Okay, look, it wasn’t THAT bad. Predictable and unintelligent, it goes exactly where you think it is going after a couple chapters. Sometimes, that’s ok. The familiar can be comforting, it can be enjoyed, we all know the Rebellion is going to win in Star Wars, Liam Neeson is going to special skills all the Eastern European Terrorists to death. There is a lot to be said about the structure and framework of an established formula, and if you can overlook the Rape aspect of the plot, it’s not NOT entertaining. But maybe we as an audience have done enough to bolster up these creators who use rape as a lazy literary device, and that is why creators can continue to use it as shorthand for “EVIL!” Maybe it’s time to call it as it is: lazy, unimaginative bullshit.
I shall not judge you for liking this book; there is more there than the child murder-y rape bits.

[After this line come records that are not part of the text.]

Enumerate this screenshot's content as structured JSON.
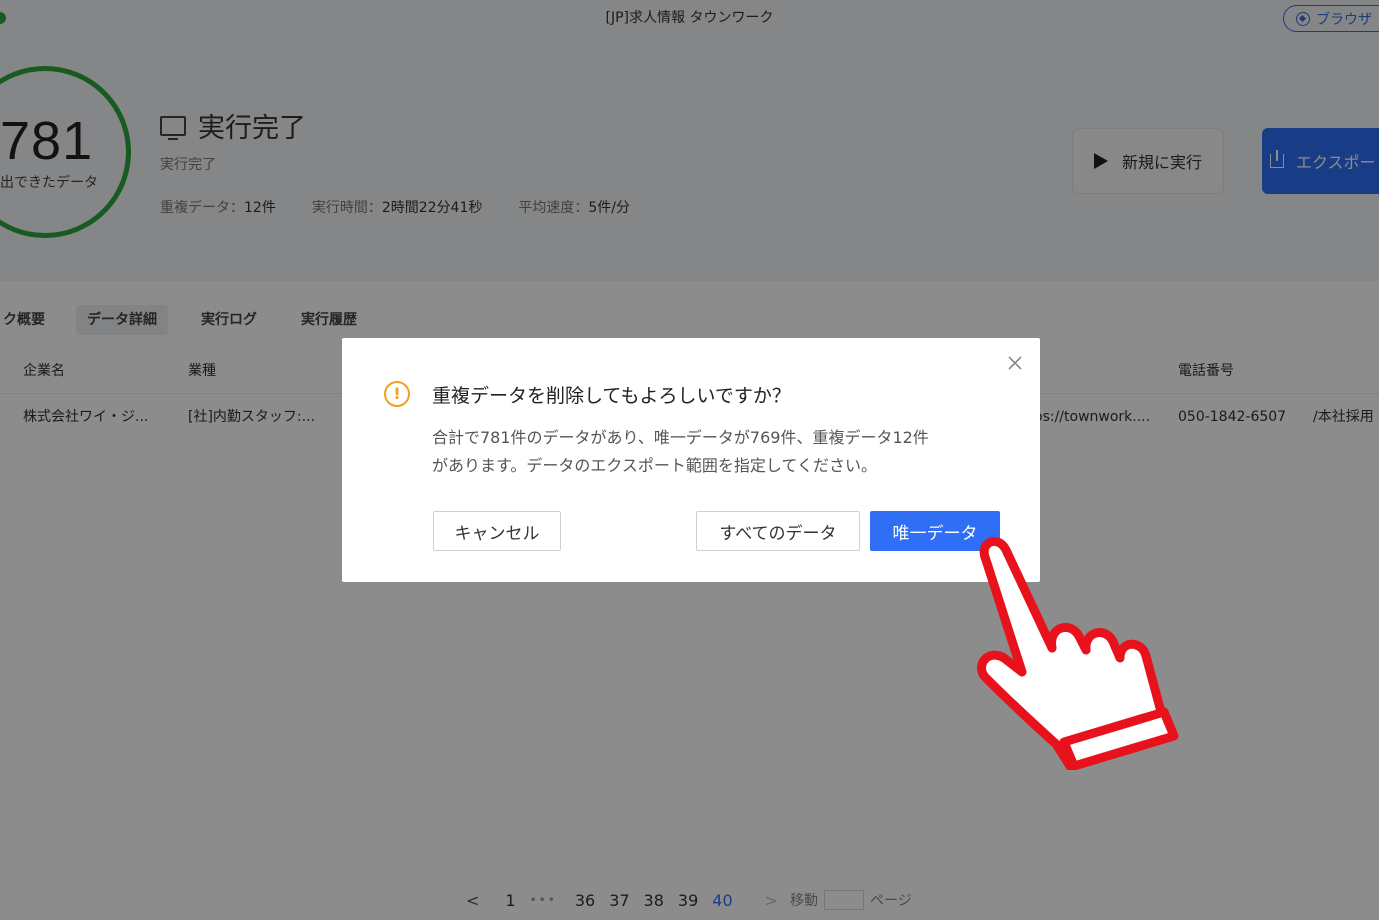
{
  "window": {
    "title": "[JP]求人情報 タウンワーク",
    "browser_button": "ブラウザ"
  },
  "summary": {
    "count": "781",
    "count_label": "出できたデータ",
    "status_title": "実行完了",
    "status_sub": "実行完了",
    "stats": [
      {
        "label": "重複データ：",
        "value": "12件"
      },
      {
        "label": "実行時間：",
        "value": "2時間22分41秒"
      },
      {
        "label": "平均速度：",
        "value": "5件/分"
      }
    ]
  },
  "actions": {
    "run_new": "新規に実行",
    "export": "エクスポート"
  },
  "tabs": [
    {
      "label": "ク概要"
    },
    {
      "label": "データ詳細"
    },
    {
      "label": "実行ログ"
    },
    {
      "label": "実行履歴"
    }
  ],
  "table": {
    "columns": [
      "企業名",
      "業種",
      "電話番号"
    ],
    "row": {
      "company": "株式会社ワイ・ジ...",
      "industry": "[社]内勤スタッフ:...",
      "url": "os://townwork....",
      "phone": "050-1842-6507",
      "extra": "/本社採用"
    }
  },
  "pagination": {
    "first": "1",
    "pages": [
      "36",
      "37",
      "38",
      "39",
      "40"
    ],
    "current": "40",
    "jump_label": "移動",
    "page_suffix": "ページ"
  },
  "dialog": {
    "title": "重複データを削除してもよろしいですか？",
    "message_line1": "合計で781件のデータがあり、唯一データが769件、重複データ12件",
    "message_line2": "があります。データのエクスポート範囲を指定してください。",
    "cancel": "キャンセル",
    "all_data": "すべてのデータ",
    "unique_data": "唯一データ"
  },
  "colors": {
    "accent": "#2f6ef5",
    "success": "#2ca53a",
    "warning": "#f0a020",
    "pointer": "#e8121c"
  }
}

Fuck it, though, if you write a book filled with CHILD RAPE it’s going to overshadow anything else about your book. Especially when it seems to be the one tool in your toolbox. A writer should have something else; At least one other fucking gimmick than graphic violent sodomy and pederasty. Flowery prose; anything. And I admit, maybe I got fooled by the hype. Bought in to the overworking marketing machine that is the LITERARY PRESS (FAKE NEWS! SAD!) and Amazon Reviews. Instead of finger-touching to greatness, this novel is just squeezing the tasteless juice from the low-hanging fruit.